Thing 21: Promoting yourself
October 3, 2011
This Thing couldn’t have come at a more appropriate time, as I continue to job search and interview. Additionally, SLA’s Information Outlook issue this month is about Advocating for Librarians (discussed further in Thing 16 ). I agree that this is critical–it is not “boasting” or egotism, but just showing the value of what we do.
I really like Part 1 of this Thing, which asks you to focus on things which you have and haven’t liked in your life and work. Over the course of my career, I have realized that although I like independent and detailed work, I really enjoy interaction with our patrons. Customer service/user experience and marketing have developed into interests for me, and I am hoping to find a position that will allow me to continue to explore these aspects of librarianship. I also enjoy working as part of an effective team; even if I am a “department of one”, no one is really an island as far as information work goes. If you don’t have a team that works well together with respect and appreciation, then your institution suffers, and therefore your patrons. Finally, I feel that a place that respects work/life balance is invaluable to my happiness. I have no problem working hard while at work, and even at home when necessary, if I feel that I have been enabled with enough time to also be an effective wife and mother. Being a mom is the most important job I have ever had, so I need a workplace that understands that.
I have an effective resume, thanks to the fact that my husband’s company provided me with assistance in updating my resume 4 years ago. Resumes are very different today than they were 15 years ago; my advice is to be sure that you take a look at current formats and update your accordingly. Help at your local library or in resume preparation books will be invaluable in showcasing your accomplishments effectively and in a more modern way.
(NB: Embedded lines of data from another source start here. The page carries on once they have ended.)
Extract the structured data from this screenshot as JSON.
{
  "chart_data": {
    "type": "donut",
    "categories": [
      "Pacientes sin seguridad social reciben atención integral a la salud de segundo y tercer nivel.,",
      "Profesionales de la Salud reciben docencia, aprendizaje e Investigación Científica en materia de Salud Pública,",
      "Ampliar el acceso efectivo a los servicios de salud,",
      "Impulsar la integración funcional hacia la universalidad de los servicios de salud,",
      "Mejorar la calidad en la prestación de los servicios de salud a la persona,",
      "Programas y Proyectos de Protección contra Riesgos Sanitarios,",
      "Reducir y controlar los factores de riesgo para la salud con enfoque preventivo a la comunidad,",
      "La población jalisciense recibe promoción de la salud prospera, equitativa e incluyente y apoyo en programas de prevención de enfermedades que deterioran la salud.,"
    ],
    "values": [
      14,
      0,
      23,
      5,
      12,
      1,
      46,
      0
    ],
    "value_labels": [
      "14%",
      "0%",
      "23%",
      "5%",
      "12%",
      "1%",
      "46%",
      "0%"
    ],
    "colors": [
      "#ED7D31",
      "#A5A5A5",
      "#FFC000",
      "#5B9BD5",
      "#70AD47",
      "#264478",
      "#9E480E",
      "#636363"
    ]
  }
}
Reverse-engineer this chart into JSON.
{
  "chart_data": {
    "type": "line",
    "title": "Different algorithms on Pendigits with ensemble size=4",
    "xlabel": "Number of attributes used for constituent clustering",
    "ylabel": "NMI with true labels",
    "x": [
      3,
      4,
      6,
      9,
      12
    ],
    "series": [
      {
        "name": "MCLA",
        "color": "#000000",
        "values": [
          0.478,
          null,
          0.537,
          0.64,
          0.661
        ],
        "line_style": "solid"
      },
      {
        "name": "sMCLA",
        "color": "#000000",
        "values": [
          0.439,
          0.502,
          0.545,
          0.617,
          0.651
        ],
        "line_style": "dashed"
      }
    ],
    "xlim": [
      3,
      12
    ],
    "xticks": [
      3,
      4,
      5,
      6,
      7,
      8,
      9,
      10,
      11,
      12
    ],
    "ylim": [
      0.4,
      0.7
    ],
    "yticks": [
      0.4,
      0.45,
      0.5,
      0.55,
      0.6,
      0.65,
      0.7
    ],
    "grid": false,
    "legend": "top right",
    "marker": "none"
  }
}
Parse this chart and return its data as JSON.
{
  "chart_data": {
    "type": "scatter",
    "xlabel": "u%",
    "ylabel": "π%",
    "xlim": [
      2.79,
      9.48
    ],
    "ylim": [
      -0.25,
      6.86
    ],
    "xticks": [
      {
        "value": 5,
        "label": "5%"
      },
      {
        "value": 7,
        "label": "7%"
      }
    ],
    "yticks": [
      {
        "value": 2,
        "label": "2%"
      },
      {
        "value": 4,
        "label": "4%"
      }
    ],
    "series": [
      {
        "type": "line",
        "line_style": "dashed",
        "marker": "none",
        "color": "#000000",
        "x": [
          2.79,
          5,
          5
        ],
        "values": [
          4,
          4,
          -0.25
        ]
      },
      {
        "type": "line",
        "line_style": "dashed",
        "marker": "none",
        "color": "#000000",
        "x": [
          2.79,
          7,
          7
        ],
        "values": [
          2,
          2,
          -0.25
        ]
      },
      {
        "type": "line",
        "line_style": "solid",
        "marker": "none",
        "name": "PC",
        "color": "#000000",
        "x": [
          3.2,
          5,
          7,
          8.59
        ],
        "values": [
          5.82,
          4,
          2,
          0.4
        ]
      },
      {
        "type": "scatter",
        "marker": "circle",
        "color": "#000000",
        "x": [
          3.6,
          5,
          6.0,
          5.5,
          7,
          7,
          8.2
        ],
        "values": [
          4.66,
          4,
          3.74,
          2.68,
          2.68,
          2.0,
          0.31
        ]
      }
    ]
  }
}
For Part 3–the interview process!!! If you are fortunate enough to get an interview, I agree that it is most important to PREPARE, PREPARE, PREPARE!!! Go to websites that give sample questions, or think of questions you yourself have asked. Tailor your answers to focus on your accomplishments. Use examples that reflect the requirements in the job description. Be honest and true to yourself and personality. I like to go into an interview with the attitude that it is a good learning experience, and I find it fun and stimulating to meet new people and hear about the job possibilities out there. I practice my responses a lot, since I tend to be chatty, and try to concentrate on being concise and succinct. I ask lots of questions as well–if you don’t have any questions about the position, then the position is really not for you.
If you have an interview, take the time to evaluate it after the fact. Think about what you felt while there, and how you feel you would fit into the workplace. I had an interview several months ago where the interviewers were very friendly and open, but I could tell the minute I walked into the supervisor’s office that working with him would be impossible. The office was completely unorganized and a huge mess, and, having worked for someone like that before, I knew in my gut it wouldn’t be a good fit. I recently had an interview that left me with a great impression in many ways, and the job itself excited me more and more as time went on. Trust your feelings and be discerning.
Remember that if you have a passion for information work and are open and flexible, you will be a good employee and a good asset to the job. Find the best ways to get that across, and you will eventually find something that will work with your life and give you a great level of satisfaction.